Every one loved her and totally embraced her it was like she had always been here. I massively distrusted her. Kept as much distance as possible between us. Like pps have said just an instant gut feeling soon as I laid eyes on her.

Fast forward one year and the shit storm she has caused you wouldn't believe. She could have torn the family apart with the lies and manipulation. One family member in particular is spiralling totally out of control due to her influence.

At the time I told select few I didn't feel comfortable with the situation and she was trouble. They're all coming to me now saying how right I was. A lot more about her has come out now as well inc previous for theft and drug use. I'm sure there's more.

relaxingonthesofa · 02/08/2018 20:03

I've re learnt to trust my spidey radar. On two occasions I've got the "oh give them a chance by now ex friends - "they will grow on you". The only two times I did, it was not good. One turned out to be the ex from hell, the other was a "friend" who was a complete sociopath who lied constantly & ended up having their Child Minding license revoked for emotionally neglecting children in her "care" & racist behaviour.

I took a job a couple of years ago, interviewed by a fabulous person & then was given a new manager.... he creeped me out, no idea why, i had to travel all over the country with him, and just something about him didn't sit right. I think he knew that and we parted ways before the end of my probation. I won't be surprised if his face is on most wanted at some point.

The other was a 15 year old on our street, always wanted to come in to play with my young DSs, always telling me how great he was with his cousins at putting them bed...it was just a bit weird & I felt sooo uncomfortable around him. I shooed him away, soon after the family left in a bit of a midnight flit - no sure what went on, but he wasn't at the local school anymore.
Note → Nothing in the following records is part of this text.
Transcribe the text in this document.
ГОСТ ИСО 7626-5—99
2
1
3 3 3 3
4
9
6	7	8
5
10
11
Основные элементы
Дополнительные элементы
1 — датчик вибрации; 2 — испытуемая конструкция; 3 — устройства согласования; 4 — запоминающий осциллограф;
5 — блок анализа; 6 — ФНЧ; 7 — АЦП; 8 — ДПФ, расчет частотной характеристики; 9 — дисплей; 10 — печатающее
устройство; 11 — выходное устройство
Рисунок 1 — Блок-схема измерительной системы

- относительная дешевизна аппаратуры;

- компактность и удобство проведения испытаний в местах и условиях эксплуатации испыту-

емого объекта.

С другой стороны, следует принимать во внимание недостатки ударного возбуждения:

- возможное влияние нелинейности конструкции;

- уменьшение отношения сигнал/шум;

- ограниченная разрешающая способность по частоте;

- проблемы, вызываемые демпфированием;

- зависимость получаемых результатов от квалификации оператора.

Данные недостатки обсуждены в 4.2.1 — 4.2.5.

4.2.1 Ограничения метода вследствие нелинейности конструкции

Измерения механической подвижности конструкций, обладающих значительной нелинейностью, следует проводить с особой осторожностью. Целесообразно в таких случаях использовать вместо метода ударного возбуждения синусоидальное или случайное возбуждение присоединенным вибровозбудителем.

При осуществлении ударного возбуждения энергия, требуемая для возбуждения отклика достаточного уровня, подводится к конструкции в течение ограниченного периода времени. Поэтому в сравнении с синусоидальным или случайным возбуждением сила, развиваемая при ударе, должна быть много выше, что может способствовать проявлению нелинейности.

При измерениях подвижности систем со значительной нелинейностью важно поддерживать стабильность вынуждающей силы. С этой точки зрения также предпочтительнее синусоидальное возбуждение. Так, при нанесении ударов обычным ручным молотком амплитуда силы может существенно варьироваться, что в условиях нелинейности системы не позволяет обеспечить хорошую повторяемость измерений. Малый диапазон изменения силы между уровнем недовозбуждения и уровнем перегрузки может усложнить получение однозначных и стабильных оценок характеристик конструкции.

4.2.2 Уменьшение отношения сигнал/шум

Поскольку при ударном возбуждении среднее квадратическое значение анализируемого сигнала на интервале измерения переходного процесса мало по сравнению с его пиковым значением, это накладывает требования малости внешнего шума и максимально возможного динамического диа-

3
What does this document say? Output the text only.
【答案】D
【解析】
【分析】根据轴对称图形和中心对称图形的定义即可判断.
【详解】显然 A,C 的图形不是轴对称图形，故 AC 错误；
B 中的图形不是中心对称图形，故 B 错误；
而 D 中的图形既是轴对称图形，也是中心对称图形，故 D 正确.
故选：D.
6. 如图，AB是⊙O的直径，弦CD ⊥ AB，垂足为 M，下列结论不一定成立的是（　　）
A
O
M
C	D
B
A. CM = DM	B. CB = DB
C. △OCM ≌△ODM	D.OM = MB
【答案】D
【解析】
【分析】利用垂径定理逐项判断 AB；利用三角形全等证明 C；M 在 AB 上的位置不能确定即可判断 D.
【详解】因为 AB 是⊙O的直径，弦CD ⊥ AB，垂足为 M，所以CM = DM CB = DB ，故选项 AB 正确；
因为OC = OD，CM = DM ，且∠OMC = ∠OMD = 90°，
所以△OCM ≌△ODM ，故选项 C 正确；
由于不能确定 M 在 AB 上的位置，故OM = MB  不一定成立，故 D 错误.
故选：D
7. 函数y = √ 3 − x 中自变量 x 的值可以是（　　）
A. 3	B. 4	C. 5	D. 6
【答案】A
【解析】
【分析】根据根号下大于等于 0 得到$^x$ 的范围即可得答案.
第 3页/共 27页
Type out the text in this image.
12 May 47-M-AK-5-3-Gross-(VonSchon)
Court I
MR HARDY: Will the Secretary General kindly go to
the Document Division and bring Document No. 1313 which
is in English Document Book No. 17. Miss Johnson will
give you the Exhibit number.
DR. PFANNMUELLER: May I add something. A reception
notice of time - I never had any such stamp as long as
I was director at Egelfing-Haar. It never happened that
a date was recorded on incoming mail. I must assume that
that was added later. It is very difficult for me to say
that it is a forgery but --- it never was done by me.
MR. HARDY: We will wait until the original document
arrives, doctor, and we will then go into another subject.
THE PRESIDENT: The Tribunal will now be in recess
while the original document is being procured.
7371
Namastethefuckawayfromme · 02/08/2018 21:05

This reply has been deleted

Message withdrawn at poster's request.

Graphista · 02/08/2018 21:25

Poor sentencing for rape, murder and paedophilia is a WHOLE other thread Angry

BettyBooHoo · 02/08/2018 21:34

DH (then DP) got friendly with the bloke who rented the offices next door. The first time he rang my DH's mobile I answered and even though he was perfectly pleasant and civil I knew instantly that he somehow threatened my relationship with DH Hmm

I went on to meet him in person and again he was absolutely normal and pleasant to me, but all my alarm bells were ringing off the scale.

Turns out I was right. Over the next 6 months he did everything he could to split DH and I up. I still don't quite know whether he wanted me or DH? In the end DH realised what he was up to and cut contact with the bastard. He had the audacity to send gifts when our DD was born. I binned them.

2ManyChoices · 02/08/2018 21:36

I have a few of these, first about a teacher I had when I was in Y8, so 12/13, I asked my head of year to move me, turns out he'd been keeping some of the girls back and making them 'walk like models' bend over in front of him etc.

Second, a new girl joined our group, made me tingly, I went out for a night out with the group and was the worse for wear, she apparently told the others she'd take me home and didn't, she took me to her house where she tried to get me into a threesome, while telling me all about cheating on her husband.

Third, same thing, a group friend, put the moves on some other husbands very obviously.